Each near-field frame is compared with its aligned far-field frame using:

- Cosine similarity between feature vectors
- Spectral overlap between STFT magnitudes
- High-frequency energy loss (in dB)

These measures are combined into a **match quality score**, which indicates
how closely far-field speech resembles near-field speech at each frame.

---

### 5. Clustering and Feature Correlation

Unsupervised clustering (K-Means or Agglomerative) is applied independently
to near-field and far-field features to explore separability.
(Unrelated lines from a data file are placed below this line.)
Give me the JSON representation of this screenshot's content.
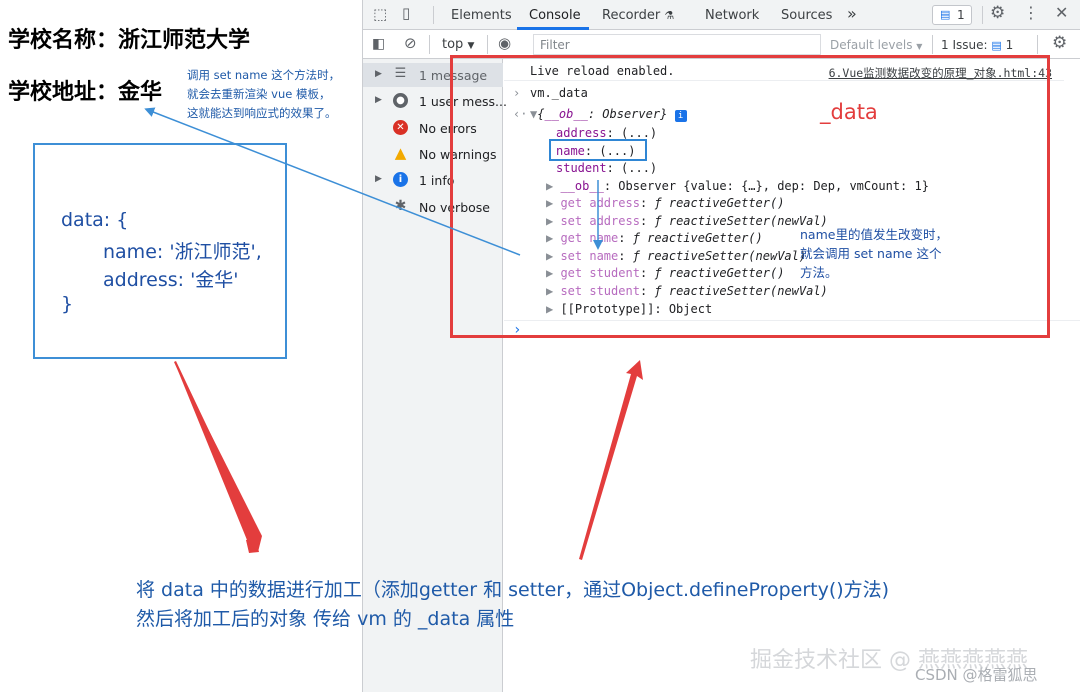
{
  "page": {
    "school_name": "学校名称：浙江师范大学",
    "school_address": "学校地址：金华",
    "set_note_lines": [
      "调用 set name 这个方法时，",
      "就会去重新渲染 vue 模板，",
      "这就能达到响应式的效果了。"
    ],
    "data_box_lines": [
      "data: {",
      "name: '浙江师范',",
      "address: '金华'",
      "}"
    ]
  },
  "devtools": {
    "tabs": [
      "Elements",
      "Console",
      "Recorder",
      "Network",
      "Sources"
    ],
    "active_tab": "Console",
    "more_tabs": "»",
    "messages_badge": "1",
    "context": "top",
    "filter_placeholder": "Filter",
    "default_levels": "Default levels",
    "issues_label": "1 Issue:",
    "issues_count": "1",
    "sidebar": [
      {
        "label": "1 message",
        "icon": "list-icon",
        "color": "#5f6368",
        "expandable": true
      },
      {
        "label": "1 user mess...",
        "icon": "user-icon",
        "color": "#5f6368",
        "expandable": true
      },
      {
        "label": "No errors",
        "icon": "error-icon",
        "color": "#d93025",
        "expandable": false
      },
      {
        "label": "No warnings",
        "icon": "warning-icon",
        "color": "#f2a900",
        "expandable": false
      },
      {
        "label": "1 info",
        "icon": "info-icon",
        "color": "#1a73e8",
        "expandable": true
      },
      {
        "label": "No verbose",
        "icon": "verbose-icon",
        "color": "#5f6368",
        "expandable": false
      }
    ],
    "console": {
      "live_reload": "Live reload enabled.",
      "source_link": "6.Vue监测数据改变的原理_对象.html:43",
      "command": "vm._data",
      "result_header_pre": "{",
      "result_header_ob": "__ob__",
      "result_header_post": ": Observer}",
      "props": [
        {
          "key": "address",
          "value": "(...)"
        },
        {
          "key": "name",
          "value": "(...)"
        },
        {
          "key": "student",
          "value": "(...)"
        }
      ],
      "ob_key": "__ob__",
      "ob_value": ": Observer {value: {…}, dep: Dep, vmCount: 1}",
      "accessors": [
        {
          "key": "get address",
          "fn": "reactiveGetter()"
        },
        {
          "key": "set address",
          "fn": "reactiveSetter(newVal)"
        },
        {
          "key": "get name",
          "fn": "reactiveGetter()"
        },
        {
          "key": "set name",
          "fn": "reactiveSetter(newVal)"
        },
        {
          "key": "get student",
          "fn": "reactiveGetter()"
        },
        {
          "key": "set student",
          "fn": "reactiveSetter(newVal)"
        }
      ],
      "prototype": "[[Prototype]]: Object",
      "prompt": "›"
    }
  },
  "annotations": {
    "data_label": "_data",
    "name_note_lines": [
      "name里的值发生改变时，",
      "就会调用 set name 这个",
      "方法。"
    ],
    "bottom_lines": [
      "将 data 中的数据进行加工（添加getter 和 setter，通过Object.defineProperty()方法)",
      "然后将加工后的对象 传给 vm 的 _data 属性"
    ],
    "watermark_main": "掘金技术社区 @ 燕燕燕燕燕",
    "watermark_csdn": "CSDN @格雷狐思",
    "colors": {
      "red": "#e33d3d",
      "blue": "#2f86d4",
      "text_blue": "#1f4fa3"
    }
  }
}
In addition, correlation analysis is performed to study:
- How near-field and far-field features relate to each other
- Which features are most correlated with match quality

This helps identify features that are most sensitive to distance-induced degradation.

---

## Visualizations Provided

The Gradio interface includes the following visual outputs:

- Frame-wise similarity and degradation plots
- Spectral difference heatmaps
- Cluster scatter plots (near-field and far-field)
- Feature–quality overlay plots
- Feature correlation heatmaps
- Scatter matrices for inter-feature relationships

All results can be exported as CSV files for offline analysis.

---

## Key Observations from the Tool

Based on experiments conducted using the AMI Meeting Corpus:

- Far-field speech consistently loses low-frequency energy
- Mid-frequency bands often show reinforcement due to room reverberation
- High-frequency bands remain relatively stable but are noise-dominated
- MFCCs in far-field speech are compressed, indicating muffled spectral envelopes
- Temporal structure is largely preserved, but quality degrades
- Unsupervised clustering struggles due to overlapping feature distributions

These observations motivated the exploration of neural difference encoders
in later stages of the project.

---

## Limitations

- Processing time is high for long audio files on CPU-only environments
- Clustering does not reliably separate near-field and far-field speech
- Some visualizations require domain knowledge to interpret correctly

---

## Intended Use

This tool is intended for:
- Academic analysis of distant speech degradation
- Feature-level inspection before model design
- Supporting research in far-field ASR and speech enhancement

It is not intended to be used as a real-time or production-level system.

---

## Dataset

Experiments were conducted using the **AMI Meeting Corpus**, specifically
synchronized near-field headset and far-field microphone recordings.

---

## Acknowledgements

This project was developed as part of the **Samsung PRISM Worklet Program**
at R. V. College of Engineering.

---

## License

This project is intended for academic and research use only.